Correct me if you read it differently, but Turnbull's statement — made in the context of a conversation suggesting that it would be no problem to wind back the NBN as part of the Coalition's secret-squirrel alternative policy — was followed by a non-sequitur that would, from anyone else, be laughed off with a slap on the back and the serving of a subsequent beer or six.

"The copper network belongs to Telstra, so you would have to reach an agreement to either buy it or have access to it, but I think that it would be in Telstra's interests to do that," he is quoted as saying.

Buying Telstra's copper network back has always been the nuclear option — the one thing that the government was trying to avoid. It is the telco equivalent — if there is such a thing — of Barack Obama's recent refusal to rule out military options when asked how he would deal with the Iranian nuclear program.

Buying Telstra's copper network back has always been the nuclear option — the one thing that the government was trying to avoid.

The Telstra debate, of course, has far less significant geopolitical implications, but it's still a central and ongoing issue as the NBN starts to stretch its legs and run for — and, it hopes, past — the line marked by next year's election.

Not only would Turnbull's nuclear option be extraordinarily expensive, but it would also nullify the value of the entire Telstra privatisation, and, in real terms, be a concession that Australia's entire telco privatisation exercise has been nothing more than 15 years of sad, unrecoverable farce. That said, privatisation was originally engineered by Turnbull's own party, which adds an extra dose of irony.

You could even go so far as to say that the entire point of the NBN was to avoid such a purchase, which would bury anywhere up to $20 billion of taxpayer capital in an ageing, decaying infrastructure that would, if it were purchased by the government, become a disaster in asset management.

Surely, even the biggest critic of the NBN and its fibre infrastructure would not support the payment of double-digit billions to Telstra to acquire an overburdened copper network — especially one that even Telstra admits will be worth nothing a decade from now.

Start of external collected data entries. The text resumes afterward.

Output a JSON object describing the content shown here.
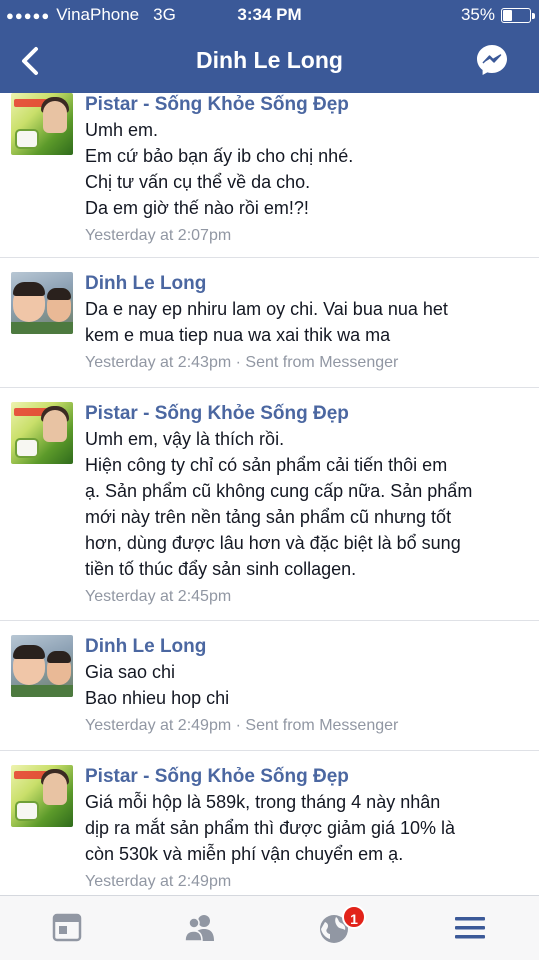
{
  "status_bar": {
    "carrier": "VinaPhone",
    "network": "3G",
    "time": "3:34 PM",
    "battery_percent": "35%",
    "battery_level": 0.35
  },
  "nav": {
    "title": "Dinh Le Long",
    "back_icon": "chevron-left-icon",
    "messenger_icon": "messenger-icon"
  },
  "messages": [
    {
      "sender": "Pistar - Sống Khỏe Sống Đẹp",
      "lines": [
        "Umh em.",
        "Em cứ bảo bạn ấy ib cho chị nhé.",
        "Chị tư vấn cụ thể về da cho.",
        "Da em giờ thế nào rồi em!?!"
      ],
      "meta": "Yesterday at 2:07pm"
    },
    {
      "sender": "Dinh Le Long",
      "lines": [
        "Da e nay ep nhiru lam oy chi. Vai bua nua het",
        "kem e mua tiep nua wa xai thik wa ma"
      ],
      "meta": "Yesterday at 2:43pm · Sent from Messenger"
    },
    {
      "sender": "Pistar - Sống Khỏe Sống Đẹp",
      "lines": [
        "Umh em, vậy là thích rồi.",
        "Hiện công ty chỉ có sản phẩm cải tiến thôi em",
        "ạ. Sản phẩm cũ không cung cấp nữa. Sản phẩm",
        "mới này trên nền tảng sản phẩm cũ nhưng tốt",
        "hơn, dùng được lâu hơn và đặc biệt là bổ sung",
        "tiền tố thúc đẩy sản sinh collagen."
      ],
      "meta": "Yesterday at 2:45pm"
    },
    {
      "sender": "Dinh Le Long",
      "lines": [
        "Gia sao chi",
        "Bao nhieu hop chi"
      ],
      "meta": "Yesterday at 2:49pm · Sent from Messenger"
    },
    {
      "sender": "Pistar - Sống Khỏe Sống Đẹp",
      "lines": [
        "Giá mỗi hộp là 589k, trong tháng 4 này nhân",
        "dịp ra mắt sản phẩm thì được giảm giá 10% là",
        "còn 530k và miễn phí vận chuyển em ạ."
      ],
      "meta": "Yesterday at 2:49pm"
    }
  ],
  "tab_bar": {
    "items": [
      "news-feed-icon",
      "friends-icon",
      "globe-icon",
      "menu-icon"
    ],
    "notification_count": "1"
  }
}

Surely, even Malcolm Turnbull would realise that this would be an even worse way to spend taxpayer money than the fibre NBN against which he has so vehemently fought. At least if you spend billions on fibre, you end up with a new and future-proof network, rather than inheriting the problems and idiosyncrasies of 15 years of Telstra's architectural ambivalence.

Telstra truly would be laughing all the way to the bank if its contract with NBN Co were cancelled and Turnbull tried to drag it back to the negotiating table. Turnbull has made much of his apparent plan to encourage Telstra to play nice by ironically accelerating payments to the telco, but Telstra would not be viewing such negotiations in terms of the net present value of that deal, compared with that under its current NBN Co payment structure.

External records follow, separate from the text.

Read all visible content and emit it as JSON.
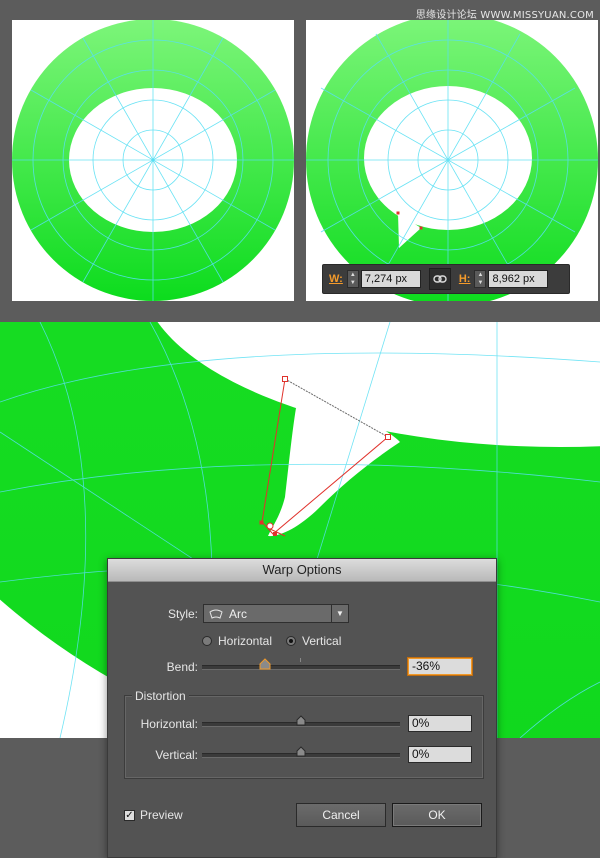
{
  "watermark": "思缘设计论坛 WWW.MISSYUAN.COM",
  "colors": {
    "ring_top": "#7df57a",
    "ring_bottom": "#0cdc1d",
    "guide": "#58dff3",
    "path": "#e0322c",
    "accent": "#f09a2b"
  },
  "transform": {
    "w_label": "W:",
    "w_value": "7,274 px",
    "h_label": "H:",
    "h_value": "8,962 px",
    "link_icon": "link-icon"
  },
  "dialog": {
    "title": "Warp Options",
    "style_label": "Style:",
    "style_value": "Arc",
    "style_icon": "arc-icon",
    "orientation": {
      "horizontal_label": "Horizontal",
      "vertical_label": "Vertical",
      "selected": "Vertical"
    },
    "bend_label": "Bend:",
    "bend_value": "-36%",
    "bend_fraction": 0.32,
    "distortion": {
      "group_label": "Distortion",
      "horizontal_label": "Horizontal:",
      "horizontal_value": "0%",
      "vertical_label": "Vertical:",
      "vertical_value": "0%"
    },
    "preview_label": "Preview",
    "preview_checked": true,
    "cancel_label": "Cancel",
    "ok_label": "OK"
  }
}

Telstra would not be viewing such negotiations in terms of the net present value of that deal, compared with that under its current NBN Co payment structure. It would be viewing such negotiations in terms of its ability to stall any substantial change...

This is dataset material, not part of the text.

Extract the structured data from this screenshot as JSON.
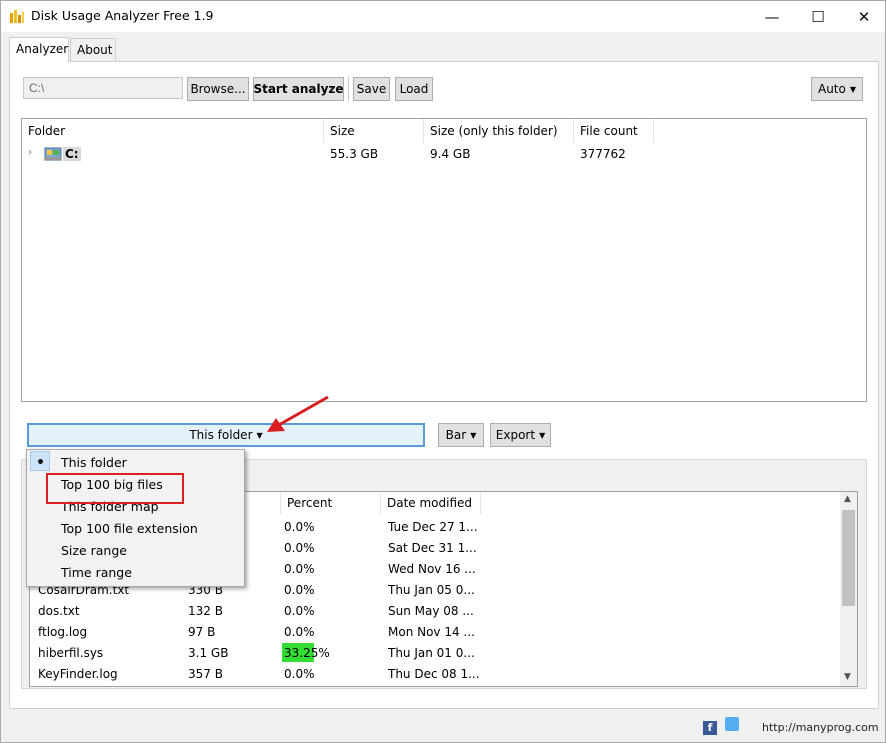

No, Telstra would be viewing such negotiations in terms of its ability to stall any substantial change in the local-access network (LAN) for the indefinite future. Turnbull might think that he has a tasty carrot to offer to our ex-monopolist telco, but Telstra has never really, truly been interested in change unless it's dragged to it; as soon as he sits down to talk with Telstra and puts his carrot on the table, I suspect that Telstra will decide that it wants oats instead.

And with a few ill-conceived pen strokes, we would be back in 2000, with the remains of a fledgling national fibre-to-the-premise infrastructure in the ground, a totally confused private sector that has only recently had the certainty to even know whether ADSL is a viable long-term investment and a new government whose only real promise regarding the NBN is that it will change what's already underway.

It's always easy to watch from the sidelines and say, "I could do that better", but statements like this do nothing to support the suggestion that the Liberals' evolving alternative NBN policy is nothing more than a wayward fantasy.

Heck, it took the current government several years and heavy-handed threats before it was able to negotiate access to Telstra's copper network, but if Turnbull thinks that he can do better by buying Telstra's CAN, or even by trying to negotiate a better deal for facilities access, I submit that he will be sorely disappointed. And so will the rest of the industry.

What do you think? Is the purchase of Telstra's CAN a viable element to the opposition's alternative NBN strategy?